- November 20, 2018
- Posted by: Josiah Hincks Solicitors
- Category: News
Where people fail to make professionally drafted wills, so-called heir hunters provide a valuable service in tracking down potential beneficiaries. However, as a High Court case showed, their activities are unregulated and they cannot always be relied upon to act with the utmost care and probity.
The case concerned a woman who owned assets worth about £600,000 when she died, aged 98. After her former home, by far her largest asset, had been vacant for some time, the local authority asked an heir hunter to trace members of her family who might be entitled to inherit.
With a view to earning a commission of about £75,000, the heir hunter succeeded in identifying about 30 relatives and, after one of them granted him a power of attorney, he took control of the estate as administrator. He took steps to clear the house, change its locks and sell it at auction.
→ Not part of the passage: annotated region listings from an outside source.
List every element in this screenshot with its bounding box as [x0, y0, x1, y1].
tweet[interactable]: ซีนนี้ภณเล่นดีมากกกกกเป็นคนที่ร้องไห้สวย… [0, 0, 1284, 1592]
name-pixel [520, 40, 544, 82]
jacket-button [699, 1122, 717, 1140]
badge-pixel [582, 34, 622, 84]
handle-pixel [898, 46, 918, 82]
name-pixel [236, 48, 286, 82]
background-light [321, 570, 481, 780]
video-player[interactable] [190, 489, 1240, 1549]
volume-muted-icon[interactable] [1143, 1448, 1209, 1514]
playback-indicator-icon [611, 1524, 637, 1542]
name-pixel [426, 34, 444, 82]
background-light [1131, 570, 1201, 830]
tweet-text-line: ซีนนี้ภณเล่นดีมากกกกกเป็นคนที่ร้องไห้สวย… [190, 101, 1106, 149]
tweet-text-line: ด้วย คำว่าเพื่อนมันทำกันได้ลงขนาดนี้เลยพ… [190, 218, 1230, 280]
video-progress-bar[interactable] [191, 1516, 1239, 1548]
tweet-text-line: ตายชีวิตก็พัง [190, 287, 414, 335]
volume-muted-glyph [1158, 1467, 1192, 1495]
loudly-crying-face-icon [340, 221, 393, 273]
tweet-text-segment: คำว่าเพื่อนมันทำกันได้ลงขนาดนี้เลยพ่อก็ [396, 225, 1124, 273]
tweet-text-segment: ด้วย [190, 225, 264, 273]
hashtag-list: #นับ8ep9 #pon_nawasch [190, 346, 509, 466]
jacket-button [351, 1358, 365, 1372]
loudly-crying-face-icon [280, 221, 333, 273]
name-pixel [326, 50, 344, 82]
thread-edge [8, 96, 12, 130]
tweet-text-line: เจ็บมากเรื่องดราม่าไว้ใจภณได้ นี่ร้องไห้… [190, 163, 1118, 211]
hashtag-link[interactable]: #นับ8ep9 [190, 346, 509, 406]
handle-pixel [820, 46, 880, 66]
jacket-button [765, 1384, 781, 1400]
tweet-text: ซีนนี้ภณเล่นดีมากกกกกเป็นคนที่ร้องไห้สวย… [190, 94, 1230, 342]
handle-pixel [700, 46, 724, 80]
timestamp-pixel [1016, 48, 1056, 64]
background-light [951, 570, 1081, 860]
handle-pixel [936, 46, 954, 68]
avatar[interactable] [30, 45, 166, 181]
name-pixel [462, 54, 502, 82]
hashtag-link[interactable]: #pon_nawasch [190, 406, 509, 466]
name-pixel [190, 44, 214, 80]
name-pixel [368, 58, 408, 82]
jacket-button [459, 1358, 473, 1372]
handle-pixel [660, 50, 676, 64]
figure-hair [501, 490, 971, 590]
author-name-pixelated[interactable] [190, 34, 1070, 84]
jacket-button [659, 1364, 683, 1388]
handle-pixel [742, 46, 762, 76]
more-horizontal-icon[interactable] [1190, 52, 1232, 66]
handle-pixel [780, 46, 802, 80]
It subsequently emerged, however, that the woman had in fact made a will by which she left her home to a nephew and £122,000 to 22 animal charities. The original document could not be found, but a niece whom she had appointed as her executor was able to produce a copy.
The heir hunter had, however, persisted in his inquiries. Amongst other things, he conducted a trawl through medical records in an attempt to show that the woman had lacked mental capacity to make a valid will. He eventually accepted the validity of the will, relinquished his role as administrator and withdrew the house from auction, but sought to charge his £134,000 costs against the estate.
However, in ruling that he should pay all the legal costs incurred in the dispute – a total of more than £250,000 – a judge noted that he was primarily focused on financial gain. Although he was aware of the nephew’s potential interest, he had consciously and deliberately failed to disclose it when obtaining appointment as administrator.
In continuing with his inquiries and running up disproportionate costs, he had behaved in a belligerent, obstructive and provocative manner with the intention of bringing pressure to bear upon the nephew to withdraw or settle his claim. He had viewed the matter as a purely commercial venture and there had never been any factual basis for asserting that the will was invalid.